奶娘最近幾天,因為家中有急事,所以古夜啼就給她放了幾天假,古夜啼請來寧玉翠幫他帶孩子,寧玉翠看著兩個小家夥,也挺高興的,四娘也讚成,讓寧玉翠提前適應適應當娘親的感覺,玉刹才來兩天就已經忙得手足無措,不禁抹把汗,養孩子可真是不容易啊。
辛虧戎言經常來幫忙,才使玉刹減輕了不少。
而古夜啼一直在忙著和離原調查搶劫殺人案,可是一點進展都沒有,這讓離原很上火。
古夜啼給離原倒了杯茶,“沒事的,總會有頭緒的,既然他們搶劫殺人,必定會有破綻。”
離原喝了口茶,降降火,“我也希望如此,這畢竟和焦玉宮有關啊。”
“恩,已經讓夜刹去查了。”
說曹操曹操到,夜刹火急火燎的進來了,“不好了,先生,大人。”
“怎麼了?”古夜啼急道。
“這次是官道被人劫了,昨晚有一位商人走官道,誰知道半路被人劫了,也是打著焦玉宮的名號,不僅殺了人放了火,還在現場留下焦玉宮的旗幟。”夜刹道。
離原一用力將桌子拍的粉粹,“到底是何人!竟敢如此大膽。”
古夜啼走到離原麵前,“別著急,我們這就去看看,夜刹,召集所有人馬,去看看到底怎麼回事。”
“是。”夜刹馬上離開,去找人了。
玉刹一聽此事有些驚訝,連忙回房,可是看見兩個小孩子還躺在搖籃裏,正好這時戎言進來,“玉翠姐姐。”
玉刹連忙抓住戎言,“戎言,能不能幫我一個忙。”
戎言愣了一下,點點頭,“玉翠姐姐你說吧。”
“我有要事,你能不能幫我照顧一下孩子?”玉刹焦急的道。“你玉翠姐姐現在不在,隻能靠你了。”

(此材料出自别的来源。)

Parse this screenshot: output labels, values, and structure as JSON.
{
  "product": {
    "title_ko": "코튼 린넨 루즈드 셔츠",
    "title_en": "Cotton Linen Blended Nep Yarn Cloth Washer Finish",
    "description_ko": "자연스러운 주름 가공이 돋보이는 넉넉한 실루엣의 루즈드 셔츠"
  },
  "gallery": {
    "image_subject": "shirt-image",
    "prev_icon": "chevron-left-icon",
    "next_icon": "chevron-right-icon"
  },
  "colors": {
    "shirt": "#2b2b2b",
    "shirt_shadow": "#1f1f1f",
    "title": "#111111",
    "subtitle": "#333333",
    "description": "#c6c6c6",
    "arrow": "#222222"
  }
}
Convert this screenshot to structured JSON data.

戎言點頭,“放心,孩子我來照顧,你要是有什麼急事,就趕緊去吧。”
“多謝你了。”寧玉翠說著就提劍走了。
戎言看著寧玉翠走遠的背影,再看看搖籃裏的孩子,詭異的笑了笑。
古夜啼和離原一行人急匆匆的去了現場。
現場的火已經滅了,散發出燒焦的木炭味,還有一絲絲人肉味。
古夜啼不禁皺皺眉頭,這些人太凶殘了,不僅搶劫,還殺了人,放了火。
古夜啼一抬頭就能看見樹上掛著的旗幟,上麵還寫著焦玉宮三個大字。
古刹更加憤怒,“都死了兩批人,盜了兩批珠寶,到底是何人所為,為何還掛著焦玉宮的名號?簡直該死。”

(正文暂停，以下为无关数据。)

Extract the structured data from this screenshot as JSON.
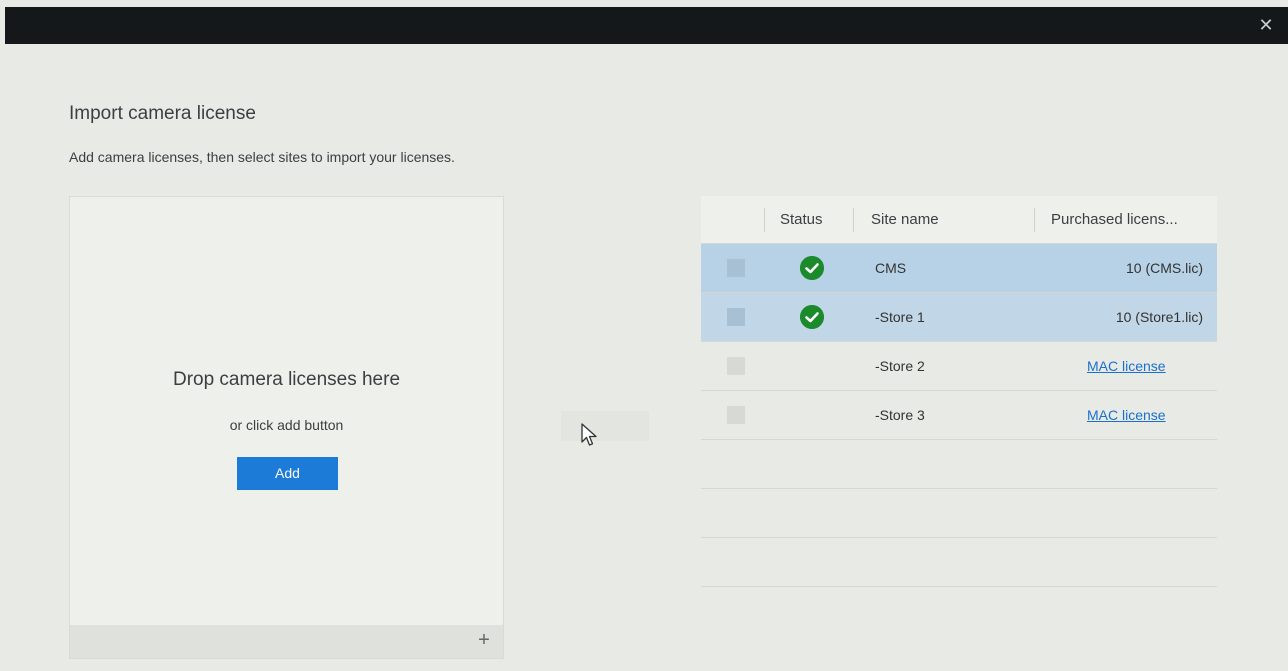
{
  "window": {
    "close_glyph": "✕"
  },
  "dialog": {
    "title": "Import camera license",
    "subtitle": "Add camera licenses, then select sites to import your licenses."
  },
  "dropzone": {
    "title": "Drop camera licenses here",
    "subtitle": "or click add button",
    "add_label": "Add",
    "plus_glyph": "+"
  },
  "table": {
    "columns": [
      "Status",
      "Site name",
      "Purchased licens..."
    ],
    "rows": [
      {
        "site": "CMS",
        "status": "ok",
        "license": "10 (CMS.lic)",
        "license_is_link": false,
        "selected": true
      },
      {
        "site": "-Store 1",
        "status": "ok",
        "license": "10 (Store1.lic)",
        "license_is_link": false,
        "selected": true
      },
      {
        "site": "-Store 2",
        "status": "",
        "license": "MAC license",
        "license_is_link": true,
        "selected": false
      },
      {
        "site": "-Store 3",
        "status": "",
        "license": "MAC license",
        "license_is_link": true,
        "selected": false
      }
    ]
  },
  "colors": {
    "accent": "#1b7bd6",
    "status_ok": "#1a8a2b",
    "selected_row": "#b7d2e6",
    "link": "#1b6fd1"
  }
}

玉刹道,“你別著急,夜刹,找人搜,任何蛛絲馬跡都不能放過,可能任何一點蛛絲馬跡都是重要的線索。”
“是。”夜刹道,說著就帶人去搜了。
於奎玉刹,和夜刹於奎各自帶了一批人在旁邊的小樹林裏大肆的搜查。
贔屭看著那明顯的旗幟,“這真的是焦玉宮的人幹的?未必也太傻了吧,旗幟放的這麼明顯,擺明就是想嫁禍嘛,那他們為什麼要用焦玉宮的名號?”
“難道是焦玉宮的仇家?”韓想道。
古夜啼搖搖頭,“不可能,我讓夜刹去查了,焦玉宮的對頭沒什麼明顯的動作,而且,他們也不會幹這些齷齪的事情。”

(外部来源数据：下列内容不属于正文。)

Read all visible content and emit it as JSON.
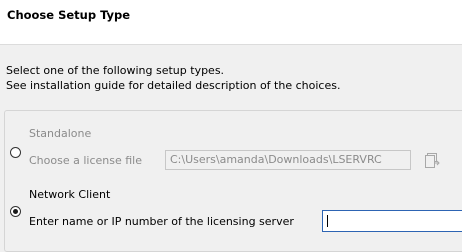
{
  "header": {
    "title": "Choose Setup Type"
  },
  "intro": {
    "line1": "Select one of the following setup types.",
    "line2": "See installation guide for detailed description of the choices."
  },
  "options": {
    "standalone": {
      "label": "Standalone",
      "selected": false,
      "file_label": "Choose a license file",
      "file_value": "C:\\Users\\amanda\\Downloads\\LSERVRC",
      "browse_icon": "folder-browse-icon"
    },
    "network": {
      "label": "Network Client",
      "selected": true,
      "server_label": "Enter name or IP number of the licensing server",
      "server_value": ""
    }
  },
  "colors": {
    "header_bg": "#ffffff",
    "window_bg": "#f0f0f0",
    "disabled_text": "#8b8b8b",
    "focus_border": "#2d64b3"
  }
}
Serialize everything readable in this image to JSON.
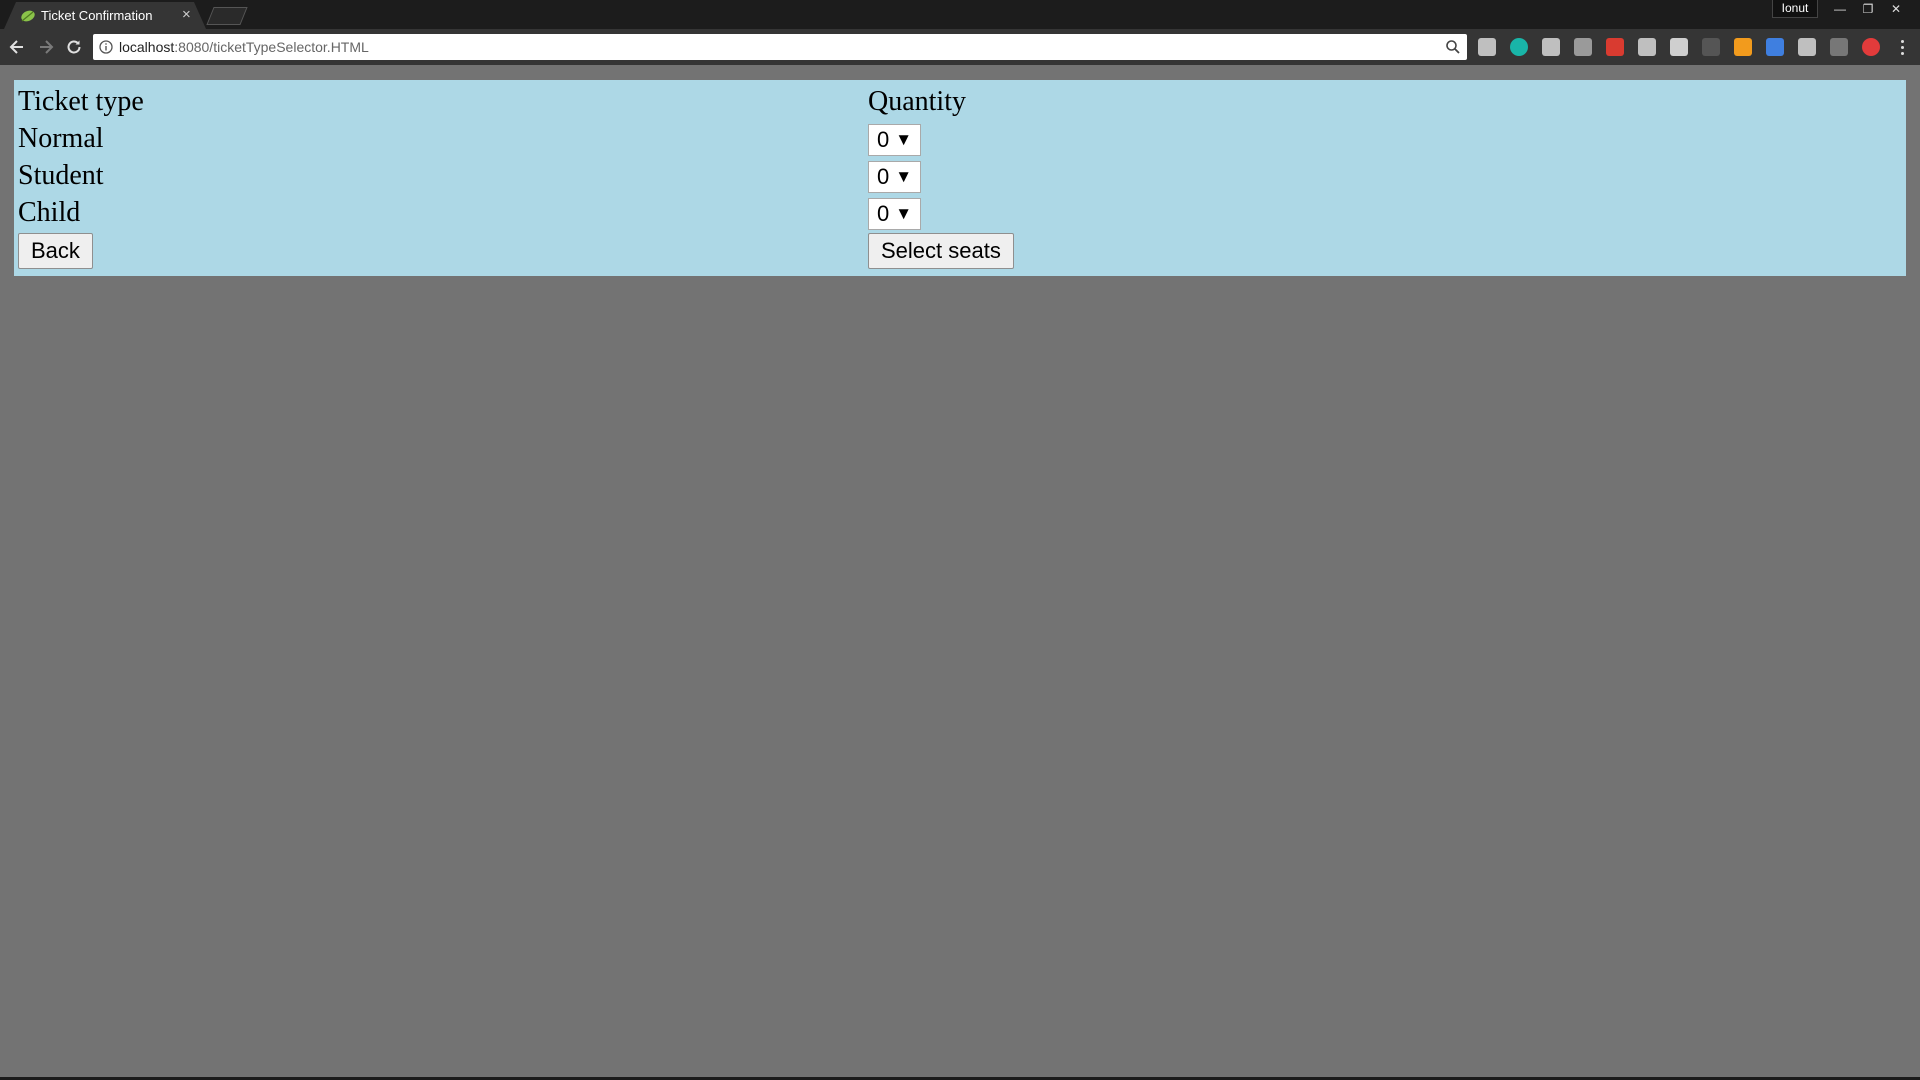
{
  "browser": {
    "tab_title": "Ticket Confirmation",
    "tab_close": "×",
    "profile_name": "Ionut",
    "window_controls": {
      "minimize": "—",
      "restore": "❐",
      "close": "✕"
    },
    "url_host": "localhost",
    "url_path": ":8080/ticketTypeSelector.HTML"
  },
  "extensions": [
    {
      "name": "ext-icon",
      "color": "#bfbfbf"
    },
    {
      "name": "ext-icon",
      "color": "#19b5a8"
    },
    {
      "name": "ext-icon",
      "color": "#bfbfbf"
    },
    {
      "name": "ext-icon",
      "color": "#9a9a9a"
    },
    {
      "name": "ext-icon",
      "color": "#d93b30"
    },
    {
      "name": "ext-icon",
      "color": "#bfbfbf"
    },
    {
      "name": "ext-icon",
      "color": "#cfcfcf"
    },
    {
      "name": "ext-icon",
      "color": "#555555"
    },
    {
      "name": "ext-icon",
      "color": "#f29b1d"
    },
    {
      "name": "ext-icon",
      "color": "#3f7fe0"
    },
    {
      "name": "ext-icon",
      "color": "#bfbfbf"
    },
    {
      "name": "ext-icon",
      "color": "#777777"
    },
    {
      "name": "ext-icon",
      "color": "#e23b3b"
    }
  ],
  "table": {
    "header_type": "Ticket type",
    "header_quantity": "Quantity",
    "rows": [
      {
        "type": "Normal",
        "quantity": "0"
      },
      {
        "type": "Student",
        "quantity": "0"
      },
      {
        "type": "Child",
        "quantity": "0"
      }
    ]
  },
  "actions": {
    "back_label": "Back",
    "select_seats_label": "Select seats"
  },
  "colors": {
    "page_background": "#737373",
    "panel_background": "#add8e6"
  }
}
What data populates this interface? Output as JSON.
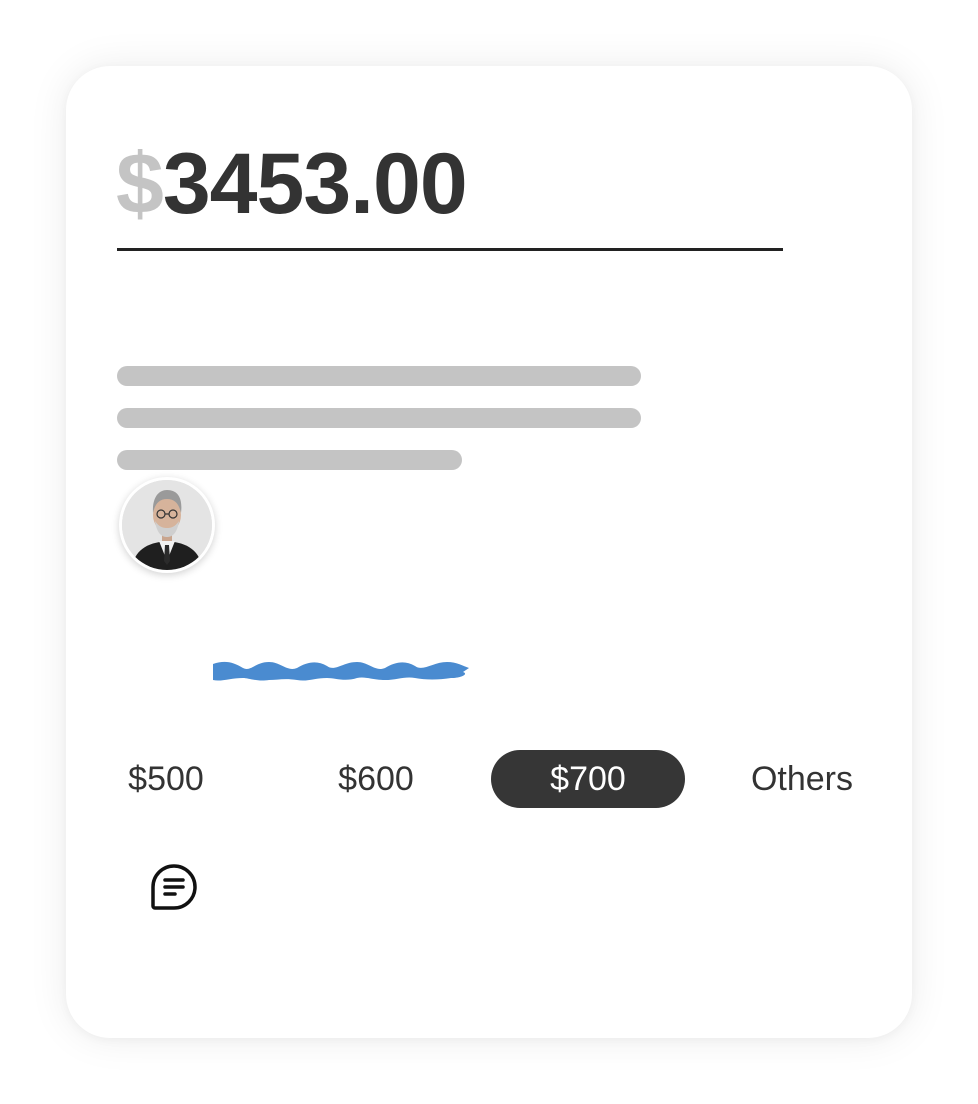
{
  "donation": {
    "currency_symbol": "$",
    "amount": "3453.00"
  },
  "options": [
    {
      "label": "$500",
      "selected": false
    },
    {
      "label": "$600",
      "selected": false
    },
    {
      "label": "$700",
      "selected": true
    },
    {
      "label": "Others",
      "selected": false
    }
  ],
  "colors": {
    "amount_text": "#333333",
    "currency_symbol": "#c4c4c4",
    "skeleton": "#c4c4c4",
    "selected_option_bg": "#363636",
    "signature": "#4a8bd0"
  },
  "icons": {
    "avatar": "user-avatar",
    "signature": "signature-scribble",
    "comment": "comment-icon"
  }
}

離原握緊拳頭,“這種卑劣的手法,不會是玉仙派幹的。”
玉仙派也在江湖上赫赫有名,不過一直被焦玉宮壓著,玉仙派三番幾次挑釁,焦玉宮都壓下來,玉仙派後來也沒什麼動作了。
“大人。”夜刹帶著一隊人趕來。
古夜啼問道,“有何發現?”
夜刹搖搖頭,“沒發現。”
不一會兒於奎和琉刹也回來了,可惜他們都沒有什麼發現。
玉刹也帶著人回來,“大人,先生。”
現在隻能將最後希望寄托在玉刹身上,“玉刹有什麼發現?”
玉刹搖頭,失望道,“沒什麼發現。”
“難道他們布局這麼精密?”贔屭問道,“以至於一些破綻都沒?”
“要不就是他們布局太精密,要不就是太簡單。”古夜啼道,其實越簡單的布局,卻經常找不到破綻。
“我們先回去吧。”離原無奈的道。